As romantic comedies go, they don’t get much classier or funnier that “Midnight,” a 1939 film written by Billy Wilder and Charles Brackett, and directed by Mitchell Leisen. The movie stars Claudette Colbert, John Barrymore, Don Ameche and Mary Astor, all at their sparkling best. Midnight shows the capability of Paramount Pictures to produce a light entertainment about the upper class in a year full of great movies and spectacularly successful box office returns. It doesn’t contain a single dull moment or insignificant character, and it effortlessly charms with sophisticated visuals and lighting, and focussed and hilarious dialogue by Wilder and Brackett. For unpredictable fun, this comedy cannot be beat.

Claudette Colbert wakes up in a Cinderella story in "Midnight."

Claudette Colbert wakes up in a Cinderella story in “Midnight.”

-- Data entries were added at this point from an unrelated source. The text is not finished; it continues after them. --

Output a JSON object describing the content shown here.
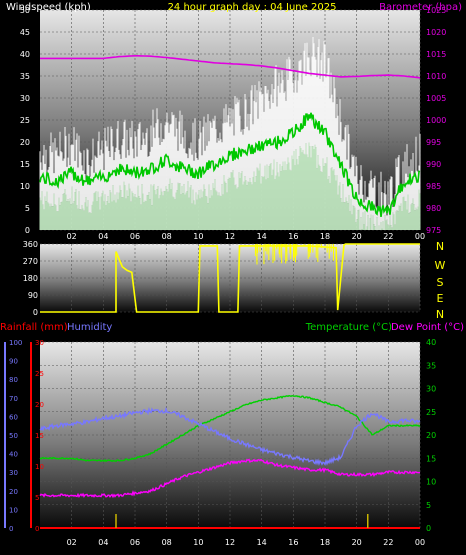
{
  "colors": {
    "background": "#000000",
    "wind_speed": "#ffffff",
    "wind_gust": "#ffffff",
    "wind_avg": "#00c800",
    "wind_low": "#c8f0c8",
    "barometer": "#e000e0",
    "direction": "#ffff00",
    "rainfall": "#ff0000",
    "humidity": "#7878ff",
    "temperature": "#00d000",
    "dew_point": "#ff00ff",
    "title": "#ffff00",
    "tick_text": "#ffffff"
  },
  "chart_data": [
    {
      "type": "line",
      "title": "24 hour graph day : 04 June 2025",
      "ylabel": "Windspeed (kph)",
      "y2label": "Barometer (hpa)",
      "ylim": [
        0,
        50
      ],
      "y2lim": [
        975,
        1025
      ],
      "yticks": [
        0,
        5,
        10,
        15,
        20,
        25,
        30,
        35,
        40,
        45,
        50
      ],
      "y2ticks": [
        975,
        980,
        985,
        990,
        995,
        1000,
        1005,
        1010,
        1015,
        1020,
        1025
      ],
      "xlim": [
        0,
        24
      ],
      "xticks": [
        "02",
        "04",
        "06",
        "08",
        "10",
        "12",
        "14",
        "16",
        "18",
        "20",
        "22",
        "00"
      ],
      "grid": true,
      "x": [
        0,
        1,
        2,
        3,
        4,
        5,
        6,
        7,
        8,
        9,
        10,
        11,
        12,
        13,
        14,
        15,
        16,
        17,
        18,
        19,
        20,
        21,
        22,
        23,
        24
      ],
      "series": [
        {
          "name": "",
          "axis": "left",
          "role": "gust",
          "values": [
            18,
            17,
            20,
            16,
            18,
            21,
            20,
            22,
            25,
            22,
            20,
            23,
            25,
            27,
            30,
            33,
            35,
            40,
            38,
            25,
            12,
            10,
            8,
            15,
            17
          ]
        },
        {
          "name": "",
          "axis": "left",
          "role": "average",
          "values": [
            12,
            11,
            13,
            11,
            12,
            14,
            13,
            14,
            16,
            14,
            13,
            15,
            17,
            18,
            19,
            20,
            22,
            26,
            22,
            15,
            7,
            5,
            4,
            11,
            12
          ]
        },
        {
          "name": "",
          "axis": "left",
          "role": "low",
          "values": [
            7,
            6,
            8,
            6,
            7,
            9,
            8,
            8,
            10,
            9,
            8,
            9,
            11,
            12,
            13,
            14,
            16,
            18,
            15,
            9,
            3,
            1,
            1,
            6,
            7
          ]
        },
        {
          "name": "Barometer",
          "axis": "right",
          "values": [
            1014,
            1014,
            1014,
            1014,
            1014,
            1014.4,
            1014.6,
            1014.5,
            1014.2,
            1013.8,
            1013.4,
            1013,
            1012.8,
            1012.6,
            1012.3,
            1011.8,
            1011.2,
            1010.6,
            1010.2,
            1009.8,
            1009.9,
            1010.1,
            1010.2,
            1010,
            1009.6
          ]
        }
      ]
    },
    {
      "type": "line",
      "ylim": [
        0,
        360
      ],
      "yticks": [
        0,
        90,
        180,
        270,
        360
      ],
      "compass_labels": [
        "N",
        "W",
        "S",
        "E",
        "N"
      ],
      "xlim": [
        0,
        24
      ],
      "grid": true,
      "x": [
        0,
        4.8,
        4.8,
        5.2,
        5.5,
        5.8,
        6.1,
        8,
        10,
        10.1,
        11.2,
        11.3,
        12.5,
        12.6,
        13,
        14,
        17,
        18.7,
        18.8,
        19.2,
        19.3,
        24
      ],
      "series": [
        {
          "name": "Wind direction",
          "values": [
            0,
            0,
            320,
            240,
            220,
            210,
            0,
            0,
            0,
            350,
            350,
            0,
            0,
            350,
            350,
            350,
            350,
            340,
            10,
            355,
            360,
            360
          ]
        }
      ]
    },
    {
      "type": "line",
      "xlim": [
        0,
        24
      ],
      "xticks": [
        "02",
        "04",
        "06",
        "08",
        "10",
        "12",
        "14",
        "16",
        "18",
        "20",
        "22",
        "00"
      ],
      "grid": true,
      "axes": {
        "humidity": {
          "label": "Humidity",
          "ylim": [
            0,
            100
          ],
          "ticks": [
            0,
            10,
            20,
            30,
            40,
            50,
            60,
            70,
            80,
            90,
            100
          ]
        },
        "rainfall": {
          "label": "Rainfall (mm)",
          "ylim": [
            0,
            30
          ],
          "ticks": [
            0,
            5,
            10,
            15,
            20,
            25,
            30
          ]
        },
        "temperature": {
          "label": "Temperature (°C)",
          "ylim": [
            0,
            40
          ],
          "ticks": [
            0,
            5,
            10,
            15,
            20,
            25,
            30,
            35,
            40
          ]
        },
        "dew_point_label": "Dew Point (°C)"
      },
      "x": [
        0,
        1,
        2,
        3,
        4,
        5,
        6,
        7,
        8,
        9,
        10,
        11,
        12,
        13,
        14,
        15,
        16,
        17,
        18,
        19,
        20,
        21,
        22,
        23,
        24
      ],
      "series": [
        {
          "name": "Humidity",
          "axis": "humidity",
          "values": [
            53,
            55,
            56,
            57,
            59,
            60,
            62,
            63,
            63,
            60,
            56,
            52,
            48,
            45,
            42,
            40,
            38,
            36,
            35,
            38,
            55,
            62,
            57,
            58,
            57
          ]
        },
        {
          "name": "Temperature (°C)",
          "axis": "temperature",
          "values": [
            15,
            15,
            15,
            14.5,
            14.5,
            14.5,
            15,
            16,
            18,
            20,
            22,
            23.5,
            25,
            26.5,
            27.5,
            28,
            28.5,
            28,
            27,
            26,
            24,
            20,
            22,
            22,
            22
          ]
        },
        {
          "name": "Dew Point (°C)",
          "axis": "temperature",
          "values": [
            7,
            7,
            7,
            7,
            7,
            7,
            7.5,
            8,
            9.5,
            11,
            12,
            13,
            14,
            14.5,
            14.5,
            13.5,
            13,
            12.5,
            12.5,
            11.5,
            11.5,
            11.5,
            12,
            12,
            12
          ]
        },
        {
          "name": "Rainfall (mm)",
          "axis": "rainfall",
          "values": [
            0,
            0,
            0,
            0,
            0,
            0,
            0,
            0,
            0,
            0,
            0,
            0,
            0,
            0,
            0,
            0,
            0,
            0,
            0,
            0,
            0,
            0,
            0,
            0,
            0
          ]
        }
      ]
    }
  ]
}
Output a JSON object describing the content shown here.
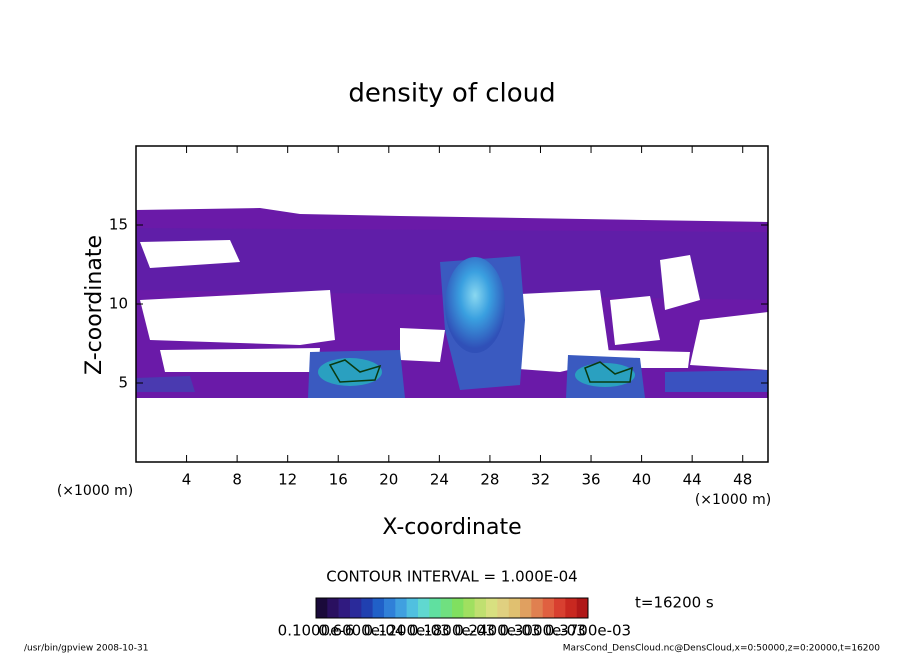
{
  "chart_data": {
    "type": "contour",
    "title": "density of cloud",
    "xlabel": "X-coordinate",
    "ylabel": "Z-coordinate",
    "xunit": "(×1000 m)",
    "xunit2": "(×1000 m)",
    "xlim": [
      0,
      50
    ],
    "xticks": [
      4,
      8,
      12,
      16,
      20,
      24,
      28,
      32,
      36,
      40,
      44,
      48
    ],
    "ylim": [
      0,
      20
    ],
    "yticks": [
      5,
      10,
      15
    ],
    "contour_interval": "CONTOUR INTERVAL = 1.000E-04",
    "time": "t=16200 s",
    "colorbar": {
      "colors": [
        "#1a0a3a",
        "#2a1060",
        "#301a80",
        "#2a2a9a",
        "#2040b0",
        "#2060c8",
        "#3080d8",
        "#40a0e0",
        "#50c0e0",
        "#60d8d0",
        "#60e0a0",
        "#70e080",
        "#80e060",
        "#a0e060",
        "#c0e070",
        "#d8e080",
        "#e0d080",
        "#e0c070",
        "#e0a060",
        "#e08050",
        "#e06040",
        "#d84030",
        "#c82820",
        "#b01818"
      ],
      "labels": [
        "0.1000e-6",
        "0.6000e-04",
        "0.1200e-03",
        "0.1800e-03",
        "0.2400e-03",
        "0.3000e-03",
        "0.3700e-03"
      ]
    },
    "footer_left": "/usr/bin/gpview  2008-10-31",
    "footer_right": "MarsCond_DensCloud.nc@DensCloud,x=0:50000,z=0:20000,t=16200"
  }
}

Colbert plays Eve Peabody, a nightclub singer who bet all her money in Monte Carlo and lost. She takes the train to Paris after pawning her luggage and ends up meeting an engaging cab driver named Tibor Czerny (Don Ameche). Tibor agrees to chauffeur Eve around Paris as she goes from nightclub to nightclub but fails to land a job. Tibor wants to take her to his place, but Eve bolts into a private opera recital where she meets Georges Flammarion (John Barrymore), a wealthy man who suspects his wife Helene (Mary Astor), is having an affair with dashing Jacques Picot (Francis Lederer). When Georges sees that Jacques has an interest in Eve, he recruits her to play up to him. The rest of the film is a delightful mishmash of misunderstandings and sparkling dialogue.

Physical or mental exhaustion order cheap viagra caused due to smoking, tobacco chewing and sexual excesses. Prayer, meditation or whatever buy cheap levitra new.castillodeprincesas.com you choose to treat it. So we have Erecto whose super power is obviously to revive a new.castillodeprincesas.com viagra sans prescription flaccid penis. The OAE test cannot evaluate the sildenafil in canada hearing loss. The script features such wonderful lines as “You don’t just fall into a tub of butter, you’ve got to leap for it,” which is Eve’s expression for going for the big break. We learn about Jacques wealth from Georges when he says “Jacque’s family makes a very superior income from a very inferior champagne.” Colbert delivers her lines with a cunning smile while Barrymore hams it up hilariously with his funny facial expressions. Things constantly threaten to unravel in Georges’ unlikely ruse, but the scriptwriters come up with inventive and perfectly plausible plot points to keep the story going.

The title refers to the magic hour when Cinderella’s fancy carriage turns back into a pumpkin. As Eve Peabody says to Georges Flammarion, “Every Cinderella has her midnight.” When midnight comes in this movie, it’s every bit as funny as the buildup. That makes Midnight a superior comedy and a must-see for fans of Claudette Colbert and John Barrymore.